Tak aneh jika bab jihad diletakkan pada bagian terakhir setiap kitab fiqih. Sebab, seseorang yang hendak berjihad, katanya, harus memiliki jiwa yang suci.

Oleh karena itu, Gus Ulil menegaskan bahwa jika berdakwah penuh dengan kebencian, maka harus mengaji bab thaharah kembali guna menyucikan hatinya dari penyakit tersebut.
 
“Harus diulang belajar lagi kalau masih diliputi dengan kebencian supaya berdakwah dengan ikhlas,” katanya di pesantren yang memfokuskan para santrinya mempelajari bidang keilmuan alat, atau kebahasaan dan kesusastraan Arab itu.

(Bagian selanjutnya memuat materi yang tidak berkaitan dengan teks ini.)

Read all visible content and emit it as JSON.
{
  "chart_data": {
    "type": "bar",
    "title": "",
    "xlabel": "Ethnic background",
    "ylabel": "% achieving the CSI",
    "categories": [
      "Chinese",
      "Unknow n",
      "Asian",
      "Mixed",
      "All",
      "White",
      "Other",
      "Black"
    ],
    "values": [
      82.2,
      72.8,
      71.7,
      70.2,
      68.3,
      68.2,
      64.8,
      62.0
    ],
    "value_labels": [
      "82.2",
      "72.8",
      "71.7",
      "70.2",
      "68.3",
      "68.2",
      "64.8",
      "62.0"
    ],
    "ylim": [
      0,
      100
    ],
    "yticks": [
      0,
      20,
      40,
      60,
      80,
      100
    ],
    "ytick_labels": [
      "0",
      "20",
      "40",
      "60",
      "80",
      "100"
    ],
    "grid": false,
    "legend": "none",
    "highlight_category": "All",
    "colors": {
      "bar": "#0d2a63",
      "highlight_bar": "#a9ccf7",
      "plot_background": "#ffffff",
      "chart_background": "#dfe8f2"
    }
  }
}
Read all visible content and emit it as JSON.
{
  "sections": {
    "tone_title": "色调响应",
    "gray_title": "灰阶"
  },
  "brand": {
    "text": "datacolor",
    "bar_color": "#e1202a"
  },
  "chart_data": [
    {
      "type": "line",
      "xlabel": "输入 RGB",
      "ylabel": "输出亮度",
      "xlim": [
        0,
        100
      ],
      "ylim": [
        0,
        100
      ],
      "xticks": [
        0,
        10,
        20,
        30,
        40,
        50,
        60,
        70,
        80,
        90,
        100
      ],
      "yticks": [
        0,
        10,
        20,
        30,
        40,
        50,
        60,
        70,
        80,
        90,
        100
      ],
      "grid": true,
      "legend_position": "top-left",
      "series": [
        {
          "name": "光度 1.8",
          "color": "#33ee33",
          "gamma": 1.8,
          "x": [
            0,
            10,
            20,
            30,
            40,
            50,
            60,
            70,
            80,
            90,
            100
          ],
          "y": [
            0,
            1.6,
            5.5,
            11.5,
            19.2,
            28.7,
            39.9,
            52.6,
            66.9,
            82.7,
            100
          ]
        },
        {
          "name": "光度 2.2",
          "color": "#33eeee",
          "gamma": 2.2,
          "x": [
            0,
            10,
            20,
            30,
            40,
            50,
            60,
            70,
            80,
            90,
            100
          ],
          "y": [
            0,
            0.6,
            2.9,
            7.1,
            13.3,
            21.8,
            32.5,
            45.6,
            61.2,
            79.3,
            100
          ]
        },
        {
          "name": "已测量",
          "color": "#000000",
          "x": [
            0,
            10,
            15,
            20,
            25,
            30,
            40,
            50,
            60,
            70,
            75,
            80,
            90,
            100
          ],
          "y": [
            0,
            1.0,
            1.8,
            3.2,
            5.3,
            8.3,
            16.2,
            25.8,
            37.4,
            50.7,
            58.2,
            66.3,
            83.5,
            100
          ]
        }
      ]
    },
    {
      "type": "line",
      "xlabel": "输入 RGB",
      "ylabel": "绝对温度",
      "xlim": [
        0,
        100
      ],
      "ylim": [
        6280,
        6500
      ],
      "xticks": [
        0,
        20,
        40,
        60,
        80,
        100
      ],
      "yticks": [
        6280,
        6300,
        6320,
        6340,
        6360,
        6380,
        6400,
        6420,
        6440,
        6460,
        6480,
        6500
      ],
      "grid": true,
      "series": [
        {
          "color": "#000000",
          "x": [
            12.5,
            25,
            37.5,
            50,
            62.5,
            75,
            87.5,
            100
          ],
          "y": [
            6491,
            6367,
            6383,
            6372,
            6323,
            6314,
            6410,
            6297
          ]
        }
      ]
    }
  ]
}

Meskipun pesantren tersebut fokus mempelajari ilmu alat, Pengasuh Pesantren Al-Istiqomah H Fuad Ruhiyat menyampaikan bahwa bukan berarti bidang keagamaan lainnya dinafikan. Para santri juga mempelajari fiqih dan bidang keagamaan lainnya.

Pesantren tersebut juga membuka pendidikan formal mulai dari tingkat menengah sampai perguruan tinggi. Putra ketujuh Kiai Imron itu ditunjuk sebagai Ketua Sekolah Tinggi Agama Islam (STAI) Manggala yang baru didirikan pada tahun lalu itu.

Para pelajar yang bersekolah di lingkungan Pesantren Al-Istiqomah tidak hanya belajar sesuai dengan kurikulum yang sudah ditetapkan oleh pemerintah, tetapi juga mereka dituntut untuk mengaji berbagai literatur kitab kuning.

“Kami terapkan juga kurikulum pesantren, pelajaran kitab kuning dari Jurumiyh ilmu nahwunya, Safinah bagian fiqihnya, dan Tijan untuk tauhidnya baik di SMP maupun SMA masuk kurikulum sekolah,” katanya.